While only five to 10 percent of breast cancers are hereditary, a Sentara Cancer Network genetic counselor shares that it’s important to identify families with hereditary cancers. These can be breast cancers but also colon, pancreas, prostate or other cancer. By identifying families at higher risk, we are able to help prevent future cancers from occurring in these families with a strong history of cancer.
Here are several questions you can ask yourself to understand if you may be a candidate for genetic testing of the BRCA genes.
- Have you or a family member (mother’s or father’s side) been diagnosed with breast cancer at age 50 or younger?
- Have you or a family member been diagnosed with ovarian cancer at any age?
- Do you have a male family member who has had breast cancer at any age?
- Do you have Ashkenazi Jewish ancestry, and a personal or family history of breast, ovarian, or pancreatic cancer at any age?

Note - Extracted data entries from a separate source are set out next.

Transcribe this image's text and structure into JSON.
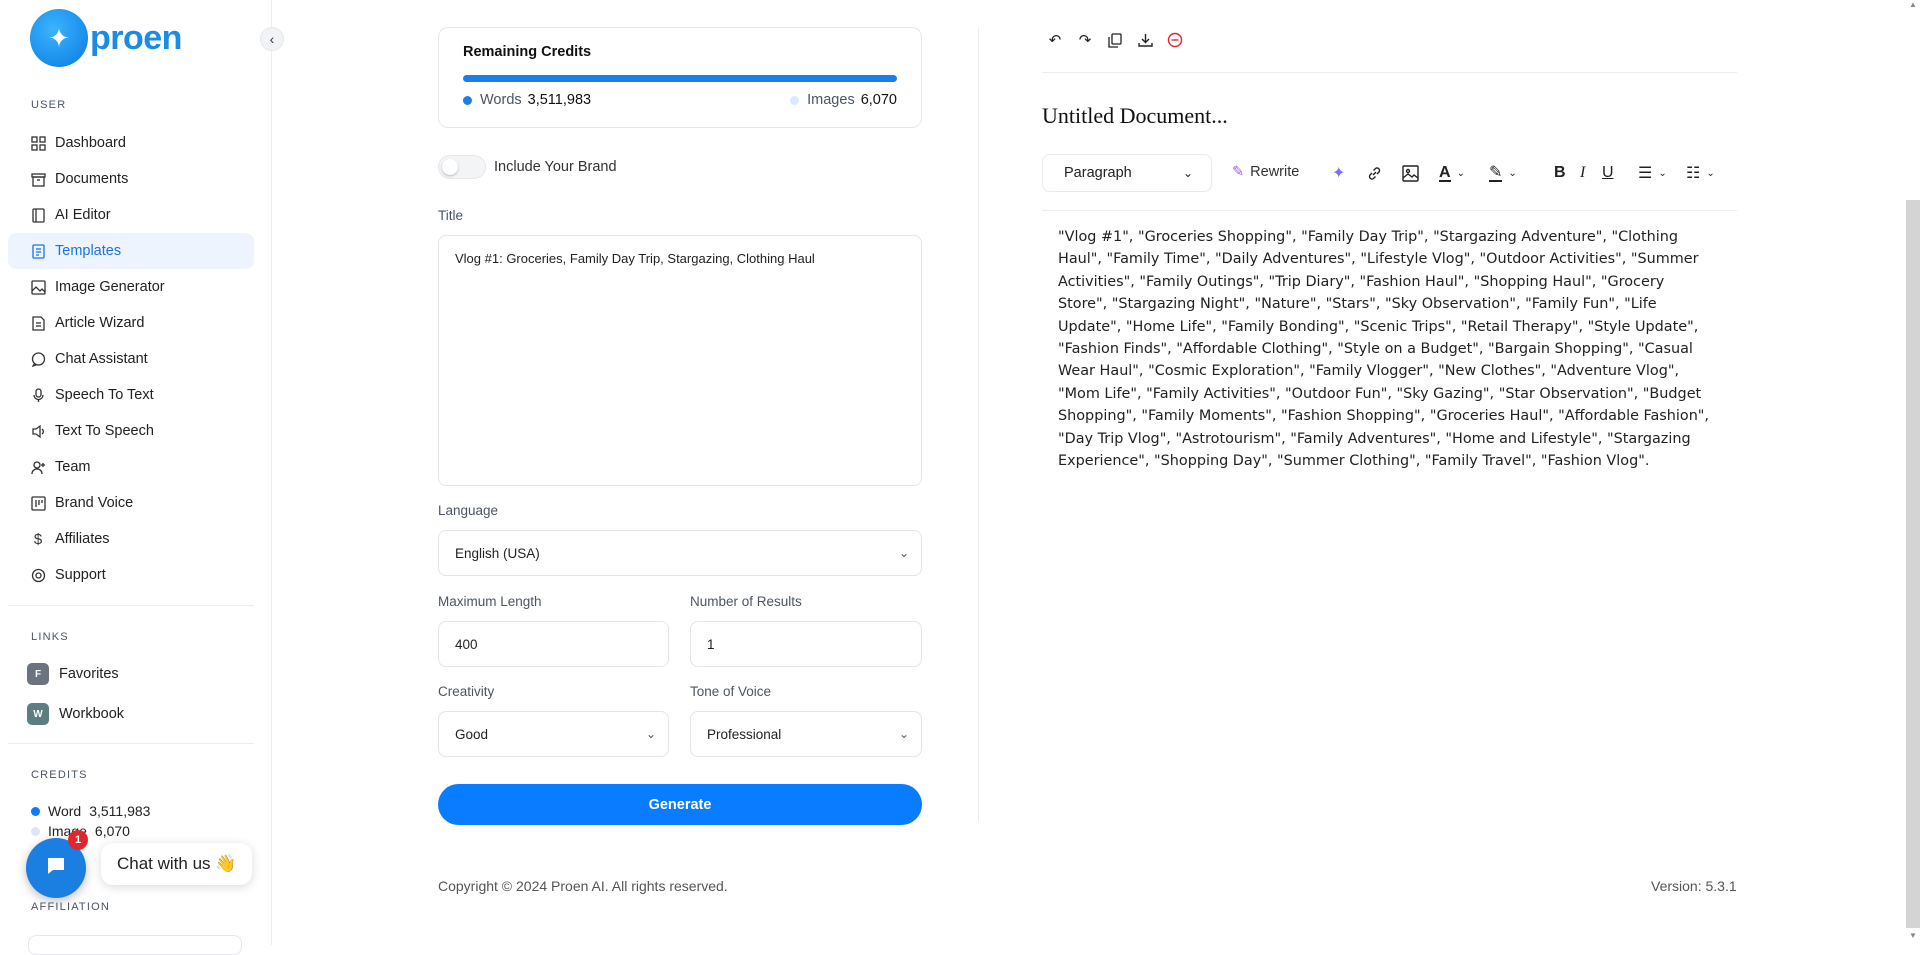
{
  "brand": {
    "name": "proen"
  },
  "sidebar": {
    "user_label": "USER",
    "items": [
      {
        "label": "Dashboard",
        "icon": "grid-icon"
      },
      {
        "label": "Documents",
        "icon": "archive-icon"
      },
      {
        "label": "AI Editor",
        "icon": "notebook-icon"
      },
      {
        "label": "Templates",
        "icon": "file-text-icon",
        "active": true
      },
      {
        "label": "Image Generator",
        "icon": "image-icon"
      },
      {
        "label": "Article Wizard",
        "icon": "article-icon"
      },
      {
        "label": "Chat Assistant",
        "icon": "chat-icon"
      },
      {
        "label": "Speech To Text",
        "icon": "mic-icon"
      },
      {
        "label": "Text To Speech",
        "icon": "speaker-icon"
      },
      {
        "label": "Team",
        "icon": "user-plus-icon"
      },
      {
        "label": "Brand Voice",
        "icon": "brand-icon"
      },
      {
        "label": "Affiliates",
        "icon": "dollar-icon"
      },
      {
        "label": "Support",
        "icon": "lifebuoy-icon"
      }
    ],
    "links_label": "LINKS",
    "links": [
      {
        "badge": "F",
        "label": "Favorites",
        "color": "#6b7280"
      },
      {
        "badge": "W",
        "label": "Workbook",
        "color": "#5b7f80"
      }
    ],
    "credits_label": "CREDITS",
    "credits": {
      "word_label": "Word",
      "word_value": "3,511,983",
      "image_label": "Image",
      "image_value": "6,070"
    },
    "affiliation_label": "AFFILIATION"
  },
  "chat_widget": {
    "badge_count": "1",
    "bubble_text": "Chat with us 👋"
  },
  "credits_card": {
    "title": "Remaining Credits",
    "words_label": "Words",
    "words_value": "3,511,983",
    "images_label": "Images",
    "images_value": "6,070",
    "words_fraction": 1.0
  },
  "form": {
    "include_brand_label": "Include Your Brand",
    "title_label": "Title",
    "title_value": "Vlog #1: Groceries, Family Day Trip, Stargazing, Clothing Haul",
    "language_label": "Language",
    "language_value": "English (USA)",
    "max_length_label": "Maximum Length",
    "max_length_value": "400",
    "num_results_label": "Number of Results",
    "num_results_value": "1",
    "creativity_label": "Creativity",
    "creativity_value": "Good",
    "tone_label": "Tone of Voice",
    "tone_value": "Professional",
    "generate_label": "Generate"
  },
  "editor": {
    "doc_title": "Untitled Document...",
    "paragraph_select": "Paragraph",
    "rewrite_label": "Rewrite",
    "content": "\"Vlog #1\", \"Groceries Shopping\", \"Family Day Trip\", \"Stargazing Adventure\", \"Clothing Haul\", \"Family Time\", \"Daily Adventures\", \"Lifestyle Vlog\", \"Outdoor Activities\", \"Summer Activities\", \"Family Outings\", \"Trip Diary\", \"Fashion Haul\", \"Shopping Haul\", \"Grocery Store\", \"Stargazing Night\", \"Nature\", \"Stars\", \"Sky Observation\", \"Family Fun\", \"Life Update\", \"Home Life\", \"Family Bonding\", \"Scenic Trips\", \"Retail Therapy\", \"Style Update\", \"Fashion Finds\", \"Affordable Clothing\", \"Style on a Budget\", \"Bargain Shopping\", \"Casual Wear Haul\", \"Cosmic Exploration\", \"Family Vlogger\", \"New Clothes\", \"Adventure Vlog\", \"Mom Life\", \"Family Activities\", \"Outdoor Fun\", \"Sky Gazing\", \"Star Observation\", \"Budget Shopping\", \"Family Moments\", \"Fashion Shopping\", \"Groceries Haul\", \"Affordable Fashion\", \"Day Trip Vlog\", \"Astrotourism\", \"Family Adventures\", \"Home and Lifestyle\", \"Stargazing Experience\", \"Shopping Day\", \"Summer Clothing\", \"Family Travel\", \"Fashion Vlog\"."
  },
  "footer": {
    "copyright": "Copyright © 2024 Proen AI. All rights reserved.",
    "version": "Version: 5.3.1"
  },
  "colors": {
    "accent": "#0a7cff",
    "active_bg": "#eef4fd",
    "danger": "#e0262f"
  }
}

- Do you have a previously identified BRCA1 or BRCA2 mutation in your family?
If you answer yes to any of these questions, please call the toll-free Sentara Cancer Network resource line at 888-220-2214 to be connected with a breast expert who can help you with a more thorough discussion of your risk.
“Even though I realize finding out you have a gene that increases your risks of cancer is concerning, helping my patients begin to see that knowledge is power helps them reclaim some control,” says Jessa Blount, MS who is a certified genetic counselor with Sentara Medical Group.
The new information patients learn through genetic testing helps them make better decisions about their health.